Unraveling migration patterns of Finnish Greylag Geese 21st January 2020

To improve the flyway-scale management of Greylag Goose, a new research project on the migration patterns of Finnish breeding birds was launched in 2019. Movements and distribution of geese during the non-breeding season are studied by use of GPS-transmitters. 

By Antti Piironen, University of Turku
Photo by Mari Velama

An International Single Species Management Plan for the Northwest/Southwest European Population of Greylag Goose was adopted by the meeting of the parties to the African-Eurasian Migratory Waterbird Agreement (AEWA) in December 2018. However, implementation of the plan, including the development of an adaptive harvest framework, is still to come.

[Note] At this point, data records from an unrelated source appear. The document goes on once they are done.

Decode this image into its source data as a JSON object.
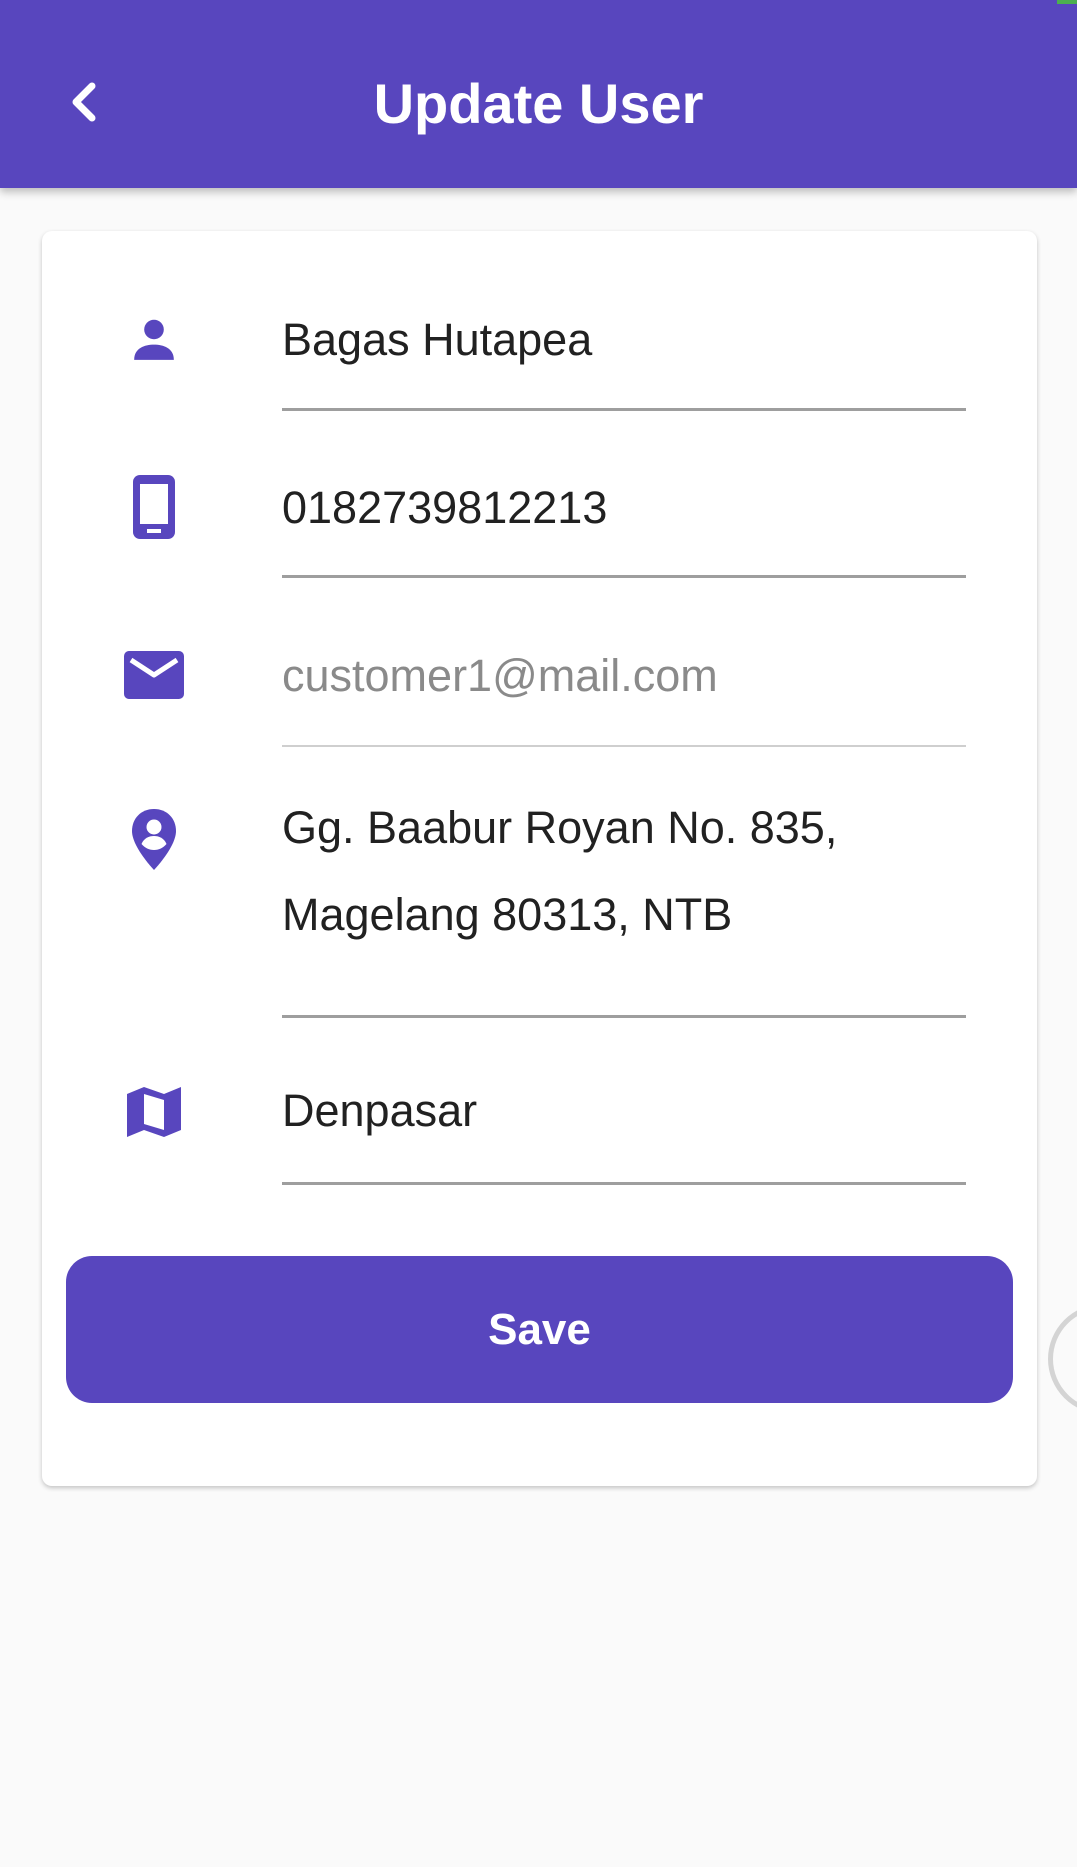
{
  "appbar": {
    "title": "Update User",
    "back_icon": "chevron-left-icon",
    "color": "#5846be"
  },
  "form": {
    "name": {
      "icon": "person-icon",
      "value": "Bagas Hutapea",
      "placeholder": ""
    },
    "phone": {
      "icon": "smartphone-icon",
      "value": "0182739812213",
      "placeholder": ""
    },
    "email": {
      "icon": "mail-icon",
      "value": "",
      "placeholder": "customer1@mail.com"
    },
    "address": {
      "icon": "location-pin-icon",
      "value": "Gg. Baabur Royan No. 835,\nMagelang 80313, NTB"
    },
    "city": {
      "icon": "map-icon",
      "value": "Denpasar",
      "placeholder": ""
    }
  },
  "actions": {
    "save_label": "Save"
  },
  "colors": {
    "accent": "#5846be",
    "background": "#fafafa",
    "card": "#ffffff",
    "text": "#212121",
    "placeholder": "#8a8a8a"
  }
}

The purpose of the current study is to provide scientific input to improve and develop such flyway-scale management of Greylag Goose. Unlike for other populations in Northwest Europe, movements and non-breeding distribution of Greylag Geese breeding in Finland are very poorly known. This lack of knowledge regarding the population distribution makes it difficult to aim management actions towards the relevant management unit/subpopulation outside the breeding area.

The research is carried out by marking Greylag Geese with GPS-transmitters during the breeding period in Finland, and online information on the birds’ routes and positions is provided to the public. The Finnish Hunters’ Association has supported the project by funding some of the GPS-tags.

You can follow some of the geese funded by the Finnish Hunters' Association here, and some of the geese funded by the Finnish Wildlife Agency here. Marking started in summer 2019 and will continue in 2020.